Era o início de um dia de festa. Mandaram subir caixas de fogos de artifício para colorir o céu em comemoração ao aniversário de um dos principais traficantes do Calabar, conhecido como Averaldinho. À meia-noite de domingo (26), a pirotecnia começou. “Pulei da cama, parecia que o mundo tava acabando, não entendi nada”, contou uma moradora do Rio Vermelho, sob condição de anonimato. No Largo do Camarão, no Jardim Apipema, próximo a uma das entradas do bairro do Calabar, os fogos eram disparados sem intervalo.
A queima de fogos foi vista ou ouvida por moradores das redondezas durante 15 minutos em, pelo menos, oito bairros da capital baiana, relataram à reportagem – Calabar, Jardim Apipema, Ondina, Barra e Federação e partes da Graça, Rio Vermelho e Amaralina.
No Twitter, usuários perguntavam uns aos outros se sabiam o porquê do foguetório, que durou o mesmo tempo que o do Festival da Virada Salvador, na passagem de 2019 para 2020. “Tá mais que no Réveillon”, ironizou um morador de Ondina.

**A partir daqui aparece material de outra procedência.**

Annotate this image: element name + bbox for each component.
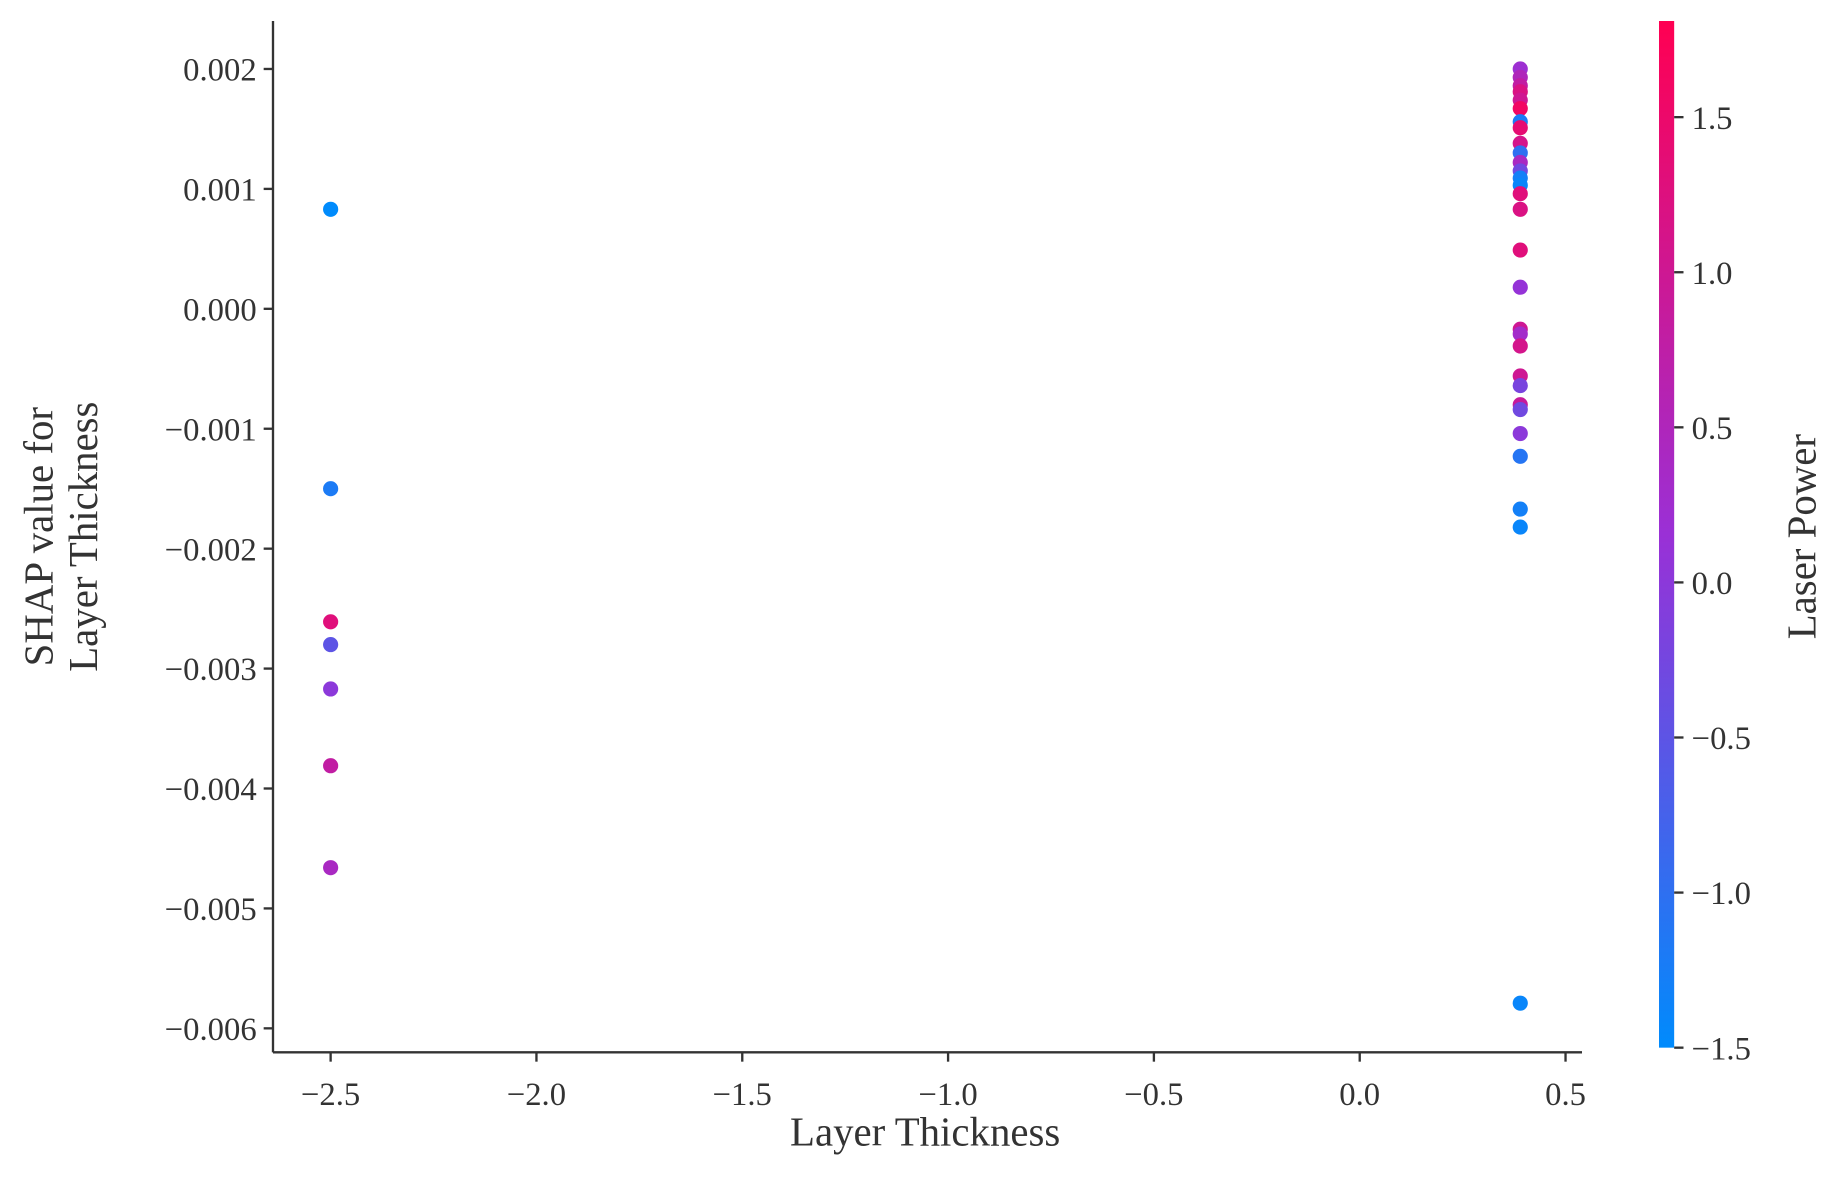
colorbar	[1659, 21, 1675, 1048]
colorbar-tick-label: −1.0	[1692, 876, 1751, 912]
y-tick-label: −0.002	[165, 532, 257, 568]
point	[1512, 448, 1528, 464]
y-tick-label: −0.003	[165, 652, 257, 688]
y-tick-label: 0.000	[183, 292, 256, 328]
colorbar-tick-label: 1.0	[1692, 256, 1733, 292]
y-tick-label: −0.004	[165, 772, 257, 808]
point	[323, 860, 339, 876]
point	[1512, 995, 1528, 1011]
y-tick-label: 0.001	[183, 173, 256, 209]
y-tick-label: −0.001	[165, 412, 257, 448]
x-tick-label: −1.5	[713, 1077, 772, 1113]
x-tick-label: −2.0	[507, 1077, 566, 1113]
point	[1512, 501, 1528, 517]
x-tick-label: −2.5	[301, 1077, 360, 1113]
point	[1512, 100, 1528, 117]
point	[1512, 242, 1528, 258]
colorbar-tick-label: 0.0	[1692, 566, 1733, 602]
colorbar-tick-label: 1.5	[1692, 101, 1733, 137]
point	[1512, 338, 1528, 354]
point	[1512, 401, 1528, 418]
point	[323, 614, 339, 630]
point	[323, 481, 339, 497]
point	[323, 681, 339, 697]
point	[1512, 279, 1528, 295]
point	[1512, 425, 1528, 442]
x-tick-label: 0.0	[1339, 1077, 1380, 1113]
point	[323, 201, 339, 217]
x-tick-label: −1.0	[918, 1077, 977, 1113]
x-axis-label: Layer Thickness	[790, 1110, 1060, 1155]
colorbar-tick-label: −1.5	[1692, 1031, 1751, 1067]
point	[1512, 186, 1528, 202]
point	[1512, 201, 1528, 217]
y-tick-label: −0.006	[165, 1012, 257, 1048]
y-axis-label: SHAP value for	[17, 407, 62, 667]
colorbar-tick-label: −0.5	[1692, 721, 1751, 757]
y-tick-label: −0.005	[165, 892, 257, 928]
y-axis-label: Layer Thickness	[61, 402, 106, 672]
point	[323, 758, 339, 774]
x-tick-label: 0.5	[1545, 1077, 1586, 1113]
colorbar-label: Laser Power	[1779, 434, 1824, 640]
point	[1512, 326, 1528, 342]
point	[1512, 120, 1528, 136]
point	[1512, 377, 1528, 394]
point	[323, 637, 339, 653]
colorbar-tick-label: 0.5	[1692, 411, 1733, 447]
point	[1512, 519, 1528, 535]
y-tick-label: 0.002	[183, 53, 256, 89]
x-tick-label: −0.5	[1124, 1077, 1183, 1113]
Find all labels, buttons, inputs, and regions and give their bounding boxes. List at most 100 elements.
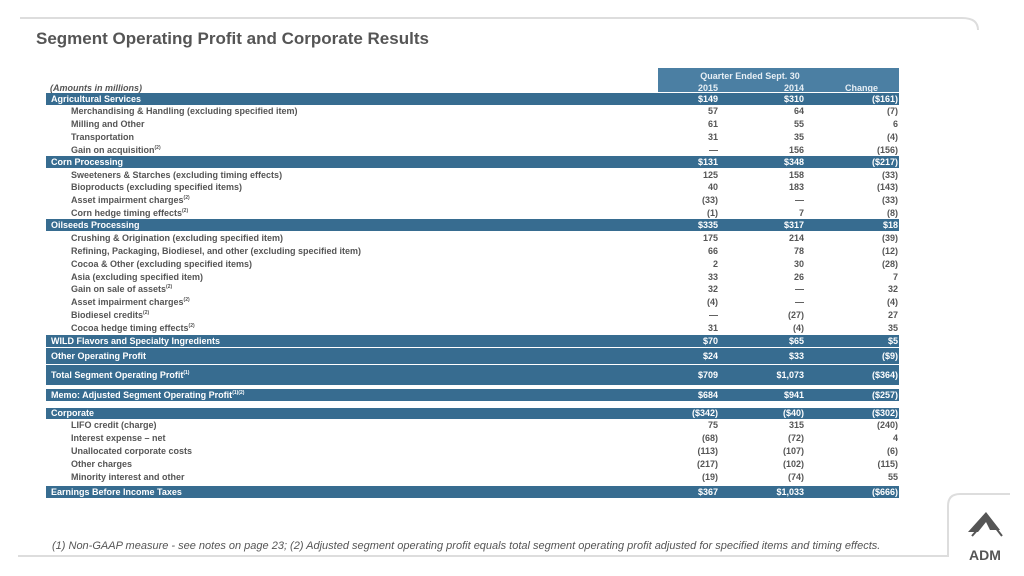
footnote-mark: (2): [166, 284, 173, 291]
section-row: Corn Processing $131 $348 ($217): [46, 156, 899, 169]
value: 75: [707, 420, 718, 431]
row-label: Transportation: [71, 132, 134, 142]
value: (4): [887, 131, 898, 142]
value: (143): [876, 182, 898, 193]
value: 7: [798, 207, 804, 218]
section-row: Other Operating Profit $24 $33 ($9): [46, 347, 899, 364]
value: 40: [707, 182, 718, 193]
label-text: Cocoa & Other (excluding specified items…: [71, 258, 253, 269]
value: 32: [887, 284, 898, 295]
value: 64: [793, 106, 804, 117]
value: (6): [887, 446, 898, 457]
label-text: Corporate: [51, 408, 95, 419]
value: (115): [877, 459, 898, 470]
value: $70: [702, 335, 718, 346]
units: (Amounts in millions): [50, 83, 142, 93]
value: (102): [782, 459, 804, 470]
value: 2: [712, 258, 718, 269]
value: (217): [696, 459, 718, 470]
label-text: Oilseeds Processing: [51, 220, 140, 231]
item-row: Interest expense – net (68) (72) 4: [46, 432, 899, 445]
item-row: Gain on sale of assets(2) 32 — 32: [46, 283, 899, 296]
value: (7): [887, 106, 898, 117]
label-text: Bioproducts (excluding specified items): [71, 182, 243, 193]
value: 30: [793, 258, 804, 269]
label-text: Merchandising & Handling (excluding spec…: [71, 106, 298, 117]
value: $33: [788, 350, 804, 361]
row-label: Gain on acquisition(2): [71, 145, 161, 155]
value: —: [795, 284, 804, 295]
label-text: Total Segment Operating Profit: [51, 369, 184, 380]
item-row: Refining, Packaging, Biodiesel, and othe…: [46, 244, 899, 257]
value: ($40): [782, 408, 804, 419]
value: 31: [707, 323, 718, 334]
footnote: (1) Non-GAAP measure - see notes on page…: [52, 540, 881, 552]
row-label: Merchandising & Handling (excluding spec…: [71, 106, 298, 116]
value: (4): [887, 297, 898, 308]
section-row: Agricultural Services $149 $310 ($161): [46, 93, 899, 105]
item-row: Crushing & Origination (excluding specif…: [46, 231, 899, 244]
item-row: Milling and Other 61 55 6: [46, 118, 899, 131]
value: ($9): [881, 350, 898, 361]
row-label: WILD Flavors and Specialty Ingredients: [51, 336, 220, 346]
item-row: Asia (excluding specified item) 33 26 7: [46, 270, 899, 283]
column-header: 2015: [697, 83, 718, 93]
value: 66: [707, 245, 718, 256]
value: 183: [788, 182, 804, 193]
footnote-mark: (1): [183, 369, 190, 376]
value: $335: [697, 220, 718, 231]
value: 31: [707, 131, 718, 142]
value: $5: [887, 335, 898, 346]
section-row: Earnings Before Income Taxes $367 $1,033 ($…: [46, 485, 899, 498]
label-text: WILD Flavors and Specialty Ingredients: [51, 335, 221, 346]
row-label: Cocoa hedge timing effects(2): [71, 323, 195, 333]
value: 4: [892, 433, 898, 444]
title: Segment Operating Profit and Corporate R…: [36, 29, 429, 48]
row-label: Biodiesel credits(2): [71, 310, 149, 320]
section-row: Oilseeds Processing $335 $317 $18: [46, 219, 899, 232]
footnote-mark: (2): [188, 323, 195, 330]
label-text: Earnings Before Income Taxes: [51, 486, 182, 497]
value: 175: [702, 232, 718, 243]
value: ($257): [871, 389, 898, 400]
value: (4): [793, 323, 804, 334]
item-row: Minority interest and other (19) (74) 55: [46, 471, 899, 484]
item-row: Other charges (217) (102) (115): [46, 458, 899, 471]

Uma moradora da Graça acordou assustada. “Sinto o cheiro de pólvora, mas não consigo ver de onde é”, escreveu ela, na rede social. Como chovia e relampejava em Salvador naquela madrugada, o estranhamento foi ainda maior nos endereços mais distantes, que ouviam, mas não viam o céu colorido, nem aspiravam o queimado.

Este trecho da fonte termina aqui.